Elinin açık oluşu, armağan etmeyi sevmesi… bir dikiş makinesi anısı var ki, okurken anlıyorsunuz ne büyük bir sevinç kaynağı olduğunu.
Sempatik…
Biz çapkın olarak tanıyoruz, ama öyle biri olmadığını üzerine basa basa yineliyor Anjel Açıkgöz, Nâzım Hikmet’in… Kadınların onun etrafında pervane olduklarını söylüyor. Onunsa Vera Tulyakova’yı çok sevdiğini, telefonda saatlerce “Vera maya, milaya maya” (Veracığım benim, canım benim) tekrarladığını anlatıyor, ilginç bir polis/casus öyküsü içerisinde… Evin çevresinde dolaşan, camdan içeriye bakan, elinde kağıt kalemle bir şeyler yazıp notlar alan (nedenini niyesini sormayın sakın, okuyun sizin de aktaracağınız bir öykünüz olsun) polisi hırsız diye yakalamışlar, ama Nâzım’ın Vera aşkı yüzünden bildirememişler…

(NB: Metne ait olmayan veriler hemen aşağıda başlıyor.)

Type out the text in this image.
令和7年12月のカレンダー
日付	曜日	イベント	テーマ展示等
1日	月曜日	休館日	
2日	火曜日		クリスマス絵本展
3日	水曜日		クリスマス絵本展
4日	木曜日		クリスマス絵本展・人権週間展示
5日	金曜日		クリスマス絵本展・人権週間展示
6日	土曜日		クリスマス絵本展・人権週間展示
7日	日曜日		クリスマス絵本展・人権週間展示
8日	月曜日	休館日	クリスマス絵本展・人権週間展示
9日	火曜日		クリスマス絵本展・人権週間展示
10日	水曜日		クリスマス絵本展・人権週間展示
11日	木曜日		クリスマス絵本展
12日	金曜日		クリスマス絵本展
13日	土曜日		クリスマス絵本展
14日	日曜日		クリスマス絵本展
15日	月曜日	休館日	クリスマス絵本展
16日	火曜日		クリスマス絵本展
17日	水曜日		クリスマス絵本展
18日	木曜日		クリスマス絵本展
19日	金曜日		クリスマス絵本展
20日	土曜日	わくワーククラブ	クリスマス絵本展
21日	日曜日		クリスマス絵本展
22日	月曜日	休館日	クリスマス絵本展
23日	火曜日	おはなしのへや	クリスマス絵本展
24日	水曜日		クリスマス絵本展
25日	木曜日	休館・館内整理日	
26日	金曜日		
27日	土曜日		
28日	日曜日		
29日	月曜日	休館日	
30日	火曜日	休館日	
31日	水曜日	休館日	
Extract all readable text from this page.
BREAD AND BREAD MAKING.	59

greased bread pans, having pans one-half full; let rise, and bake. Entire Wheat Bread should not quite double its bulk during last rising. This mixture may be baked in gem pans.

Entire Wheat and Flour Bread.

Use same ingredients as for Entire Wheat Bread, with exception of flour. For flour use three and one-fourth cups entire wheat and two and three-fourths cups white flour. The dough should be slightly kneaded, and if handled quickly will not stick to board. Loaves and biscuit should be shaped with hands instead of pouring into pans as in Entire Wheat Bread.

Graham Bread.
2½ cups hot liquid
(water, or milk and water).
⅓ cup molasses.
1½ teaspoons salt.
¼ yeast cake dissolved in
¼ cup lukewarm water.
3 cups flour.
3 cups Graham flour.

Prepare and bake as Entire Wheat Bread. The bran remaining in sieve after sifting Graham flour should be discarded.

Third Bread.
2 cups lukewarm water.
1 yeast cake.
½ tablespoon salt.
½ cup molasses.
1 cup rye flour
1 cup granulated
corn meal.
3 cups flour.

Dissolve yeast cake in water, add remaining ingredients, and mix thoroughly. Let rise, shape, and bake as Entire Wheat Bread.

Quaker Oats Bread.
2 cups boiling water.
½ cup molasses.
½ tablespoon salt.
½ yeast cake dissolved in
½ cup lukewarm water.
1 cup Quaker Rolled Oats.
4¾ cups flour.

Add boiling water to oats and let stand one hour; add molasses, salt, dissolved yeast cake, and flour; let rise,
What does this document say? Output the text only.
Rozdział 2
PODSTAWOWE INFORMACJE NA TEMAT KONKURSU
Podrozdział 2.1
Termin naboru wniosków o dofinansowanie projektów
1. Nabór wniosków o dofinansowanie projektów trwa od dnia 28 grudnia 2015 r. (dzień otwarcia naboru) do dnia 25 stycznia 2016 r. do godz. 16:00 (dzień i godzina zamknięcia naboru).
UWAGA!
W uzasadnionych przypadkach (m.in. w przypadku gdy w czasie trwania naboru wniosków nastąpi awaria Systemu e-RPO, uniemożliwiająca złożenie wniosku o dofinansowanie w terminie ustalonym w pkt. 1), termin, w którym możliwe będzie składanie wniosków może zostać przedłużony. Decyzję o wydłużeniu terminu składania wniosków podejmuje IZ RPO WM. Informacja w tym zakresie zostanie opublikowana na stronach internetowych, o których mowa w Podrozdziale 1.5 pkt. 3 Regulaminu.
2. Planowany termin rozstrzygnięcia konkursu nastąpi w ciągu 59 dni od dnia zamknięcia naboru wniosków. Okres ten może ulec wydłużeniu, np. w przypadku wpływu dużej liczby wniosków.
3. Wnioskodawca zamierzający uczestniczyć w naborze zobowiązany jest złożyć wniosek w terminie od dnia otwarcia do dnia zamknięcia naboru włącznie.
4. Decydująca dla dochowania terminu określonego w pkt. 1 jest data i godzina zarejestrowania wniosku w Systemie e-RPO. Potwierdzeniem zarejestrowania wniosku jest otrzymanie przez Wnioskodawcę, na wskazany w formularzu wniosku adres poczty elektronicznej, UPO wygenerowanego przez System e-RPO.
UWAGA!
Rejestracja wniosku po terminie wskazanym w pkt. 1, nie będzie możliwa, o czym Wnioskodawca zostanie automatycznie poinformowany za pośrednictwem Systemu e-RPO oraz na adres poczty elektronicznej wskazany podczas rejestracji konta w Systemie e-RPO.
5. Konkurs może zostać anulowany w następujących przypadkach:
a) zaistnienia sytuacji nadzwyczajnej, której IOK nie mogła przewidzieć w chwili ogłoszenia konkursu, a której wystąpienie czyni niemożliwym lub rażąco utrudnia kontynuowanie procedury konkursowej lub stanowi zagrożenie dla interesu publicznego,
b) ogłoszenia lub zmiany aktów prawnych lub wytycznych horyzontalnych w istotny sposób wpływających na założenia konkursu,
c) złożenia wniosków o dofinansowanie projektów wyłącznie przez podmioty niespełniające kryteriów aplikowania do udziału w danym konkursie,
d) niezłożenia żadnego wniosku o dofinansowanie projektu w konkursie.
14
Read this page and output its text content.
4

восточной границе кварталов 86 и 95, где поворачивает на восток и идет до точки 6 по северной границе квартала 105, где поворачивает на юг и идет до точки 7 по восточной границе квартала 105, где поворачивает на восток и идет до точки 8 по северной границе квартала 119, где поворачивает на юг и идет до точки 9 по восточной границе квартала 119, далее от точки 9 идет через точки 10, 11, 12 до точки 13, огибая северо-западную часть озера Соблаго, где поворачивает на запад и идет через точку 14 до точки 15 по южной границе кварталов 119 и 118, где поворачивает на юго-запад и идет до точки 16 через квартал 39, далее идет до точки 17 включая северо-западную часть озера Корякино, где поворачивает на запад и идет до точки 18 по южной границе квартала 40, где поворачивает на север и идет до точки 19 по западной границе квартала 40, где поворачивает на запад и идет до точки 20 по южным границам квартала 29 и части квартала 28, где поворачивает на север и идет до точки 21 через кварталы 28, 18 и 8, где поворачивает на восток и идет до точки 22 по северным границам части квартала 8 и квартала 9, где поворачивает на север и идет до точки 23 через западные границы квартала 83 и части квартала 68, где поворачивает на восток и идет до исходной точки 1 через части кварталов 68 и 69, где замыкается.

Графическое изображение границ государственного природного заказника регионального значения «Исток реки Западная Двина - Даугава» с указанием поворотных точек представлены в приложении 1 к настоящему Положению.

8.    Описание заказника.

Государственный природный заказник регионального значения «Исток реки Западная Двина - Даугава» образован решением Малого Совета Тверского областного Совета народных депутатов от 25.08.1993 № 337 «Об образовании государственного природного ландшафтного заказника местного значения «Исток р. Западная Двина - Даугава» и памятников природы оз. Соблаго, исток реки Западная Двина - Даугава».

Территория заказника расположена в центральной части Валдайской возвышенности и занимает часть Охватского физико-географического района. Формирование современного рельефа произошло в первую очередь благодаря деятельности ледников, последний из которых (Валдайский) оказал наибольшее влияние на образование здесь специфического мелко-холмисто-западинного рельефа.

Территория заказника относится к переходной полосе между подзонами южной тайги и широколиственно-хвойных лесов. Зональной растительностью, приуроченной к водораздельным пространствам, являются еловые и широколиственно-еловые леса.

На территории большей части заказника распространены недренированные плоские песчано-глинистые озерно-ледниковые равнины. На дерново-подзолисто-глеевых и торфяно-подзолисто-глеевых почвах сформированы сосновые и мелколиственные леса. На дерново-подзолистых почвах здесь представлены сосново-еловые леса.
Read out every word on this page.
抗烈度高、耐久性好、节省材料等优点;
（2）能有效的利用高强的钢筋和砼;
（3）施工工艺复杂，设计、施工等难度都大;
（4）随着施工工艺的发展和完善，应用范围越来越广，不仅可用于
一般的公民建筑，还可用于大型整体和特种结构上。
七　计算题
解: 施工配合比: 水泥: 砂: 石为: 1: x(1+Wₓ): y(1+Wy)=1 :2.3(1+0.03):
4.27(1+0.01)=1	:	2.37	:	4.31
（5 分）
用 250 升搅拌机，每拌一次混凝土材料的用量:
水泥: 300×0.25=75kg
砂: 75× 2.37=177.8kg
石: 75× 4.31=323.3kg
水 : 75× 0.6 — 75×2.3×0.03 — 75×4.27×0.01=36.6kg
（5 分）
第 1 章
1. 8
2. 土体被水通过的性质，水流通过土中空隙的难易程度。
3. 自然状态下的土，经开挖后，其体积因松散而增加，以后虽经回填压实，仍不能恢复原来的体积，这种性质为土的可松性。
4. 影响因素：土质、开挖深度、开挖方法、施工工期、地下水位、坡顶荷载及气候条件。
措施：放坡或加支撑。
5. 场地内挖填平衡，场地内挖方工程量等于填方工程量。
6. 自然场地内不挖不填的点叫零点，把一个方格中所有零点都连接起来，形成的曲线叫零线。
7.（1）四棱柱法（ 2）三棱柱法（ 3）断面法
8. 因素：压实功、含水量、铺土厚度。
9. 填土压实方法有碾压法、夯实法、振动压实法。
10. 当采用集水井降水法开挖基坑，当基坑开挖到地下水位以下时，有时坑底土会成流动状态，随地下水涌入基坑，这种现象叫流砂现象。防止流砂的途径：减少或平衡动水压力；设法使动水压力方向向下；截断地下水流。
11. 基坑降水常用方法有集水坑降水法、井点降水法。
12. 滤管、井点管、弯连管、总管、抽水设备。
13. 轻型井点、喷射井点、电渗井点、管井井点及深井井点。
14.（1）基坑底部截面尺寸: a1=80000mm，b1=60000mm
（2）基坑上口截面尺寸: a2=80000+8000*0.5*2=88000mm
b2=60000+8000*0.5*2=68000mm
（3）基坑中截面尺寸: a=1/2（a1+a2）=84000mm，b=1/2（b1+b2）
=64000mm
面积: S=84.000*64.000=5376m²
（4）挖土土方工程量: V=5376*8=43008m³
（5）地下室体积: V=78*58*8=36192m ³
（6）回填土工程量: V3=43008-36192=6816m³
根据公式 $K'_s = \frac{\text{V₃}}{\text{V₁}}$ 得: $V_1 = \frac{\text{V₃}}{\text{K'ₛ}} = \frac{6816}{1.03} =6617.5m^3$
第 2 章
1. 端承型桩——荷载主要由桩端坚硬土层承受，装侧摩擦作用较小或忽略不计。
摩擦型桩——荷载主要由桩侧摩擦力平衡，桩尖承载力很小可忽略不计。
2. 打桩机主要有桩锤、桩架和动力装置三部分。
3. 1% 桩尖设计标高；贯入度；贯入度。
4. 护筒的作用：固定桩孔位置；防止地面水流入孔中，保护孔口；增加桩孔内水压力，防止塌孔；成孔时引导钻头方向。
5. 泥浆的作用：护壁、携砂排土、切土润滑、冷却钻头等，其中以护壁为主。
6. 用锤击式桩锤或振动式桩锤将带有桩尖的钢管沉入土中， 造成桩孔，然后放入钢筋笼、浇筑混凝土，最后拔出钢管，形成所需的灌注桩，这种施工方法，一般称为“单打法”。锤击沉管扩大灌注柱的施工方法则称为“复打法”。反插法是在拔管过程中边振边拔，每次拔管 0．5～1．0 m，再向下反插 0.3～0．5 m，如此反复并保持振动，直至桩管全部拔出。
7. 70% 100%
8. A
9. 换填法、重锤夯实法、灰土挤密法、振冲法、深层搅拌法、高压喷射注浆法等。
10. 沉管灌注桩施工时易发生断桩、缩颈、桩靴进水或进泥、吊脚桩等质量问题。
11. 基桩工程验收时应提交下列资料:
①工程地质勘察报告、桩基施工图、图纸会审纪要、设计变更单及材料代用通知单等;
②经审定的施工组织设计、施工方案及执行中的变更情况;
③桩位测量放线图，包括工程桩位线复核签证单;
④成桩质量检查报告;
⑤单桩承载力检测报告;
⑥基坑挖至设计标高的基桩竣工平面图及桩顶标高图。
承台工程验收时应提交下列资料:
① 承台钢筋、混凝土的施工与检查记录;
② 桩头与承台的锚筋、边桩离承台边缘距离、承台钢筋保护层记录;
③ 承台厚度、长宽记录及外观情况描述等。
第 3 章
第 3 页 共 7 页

Nâzım’a aşık olup da hastalanan ve yardımına yine Nazım’ın koştuğu kadınlar da var anlatılanlar arasında, şurada burada karşılaşıp da hayranlıktan eli ayağı dolaşanlar da…
Sürgünde yaşam…
Anjel Açıkgöz ülkeden nasıl kaçtıklarını, Lübnan’da nasıl yaşadıklarını -“su çorbası”nın tadını hemen tüm siyasi sürgünler gibi şimdikiler de bilir- anlatıyor. İstanbul’da, Missouri Zırhlısından inen askerlerin hakaretini, milletvekili, hatta Bakan olan birilerinin çapkınlıklarını da anlatıyor… Avrupa’ya nasıl geçtiklerini, Nâzım Hikmet’le nasıl tanıştıklarını, yıllarca otel odalarında kaldıklarını, “Bizim Radyo” çalışmalarını, siyasi kadrolar arasındaki çatışmaları, çekememezlikleri anlatıyor.
Özlemini de anlatıyor… Yıllar sonra İstanbul’da götürüldüğü Çiçek Pasajını da anlatıyor. Ara Güler’i de, Nail Çakırhan’ı da, Halet Çambel’i de… başka diğer önemli tanıklıklarını da anlatıyor.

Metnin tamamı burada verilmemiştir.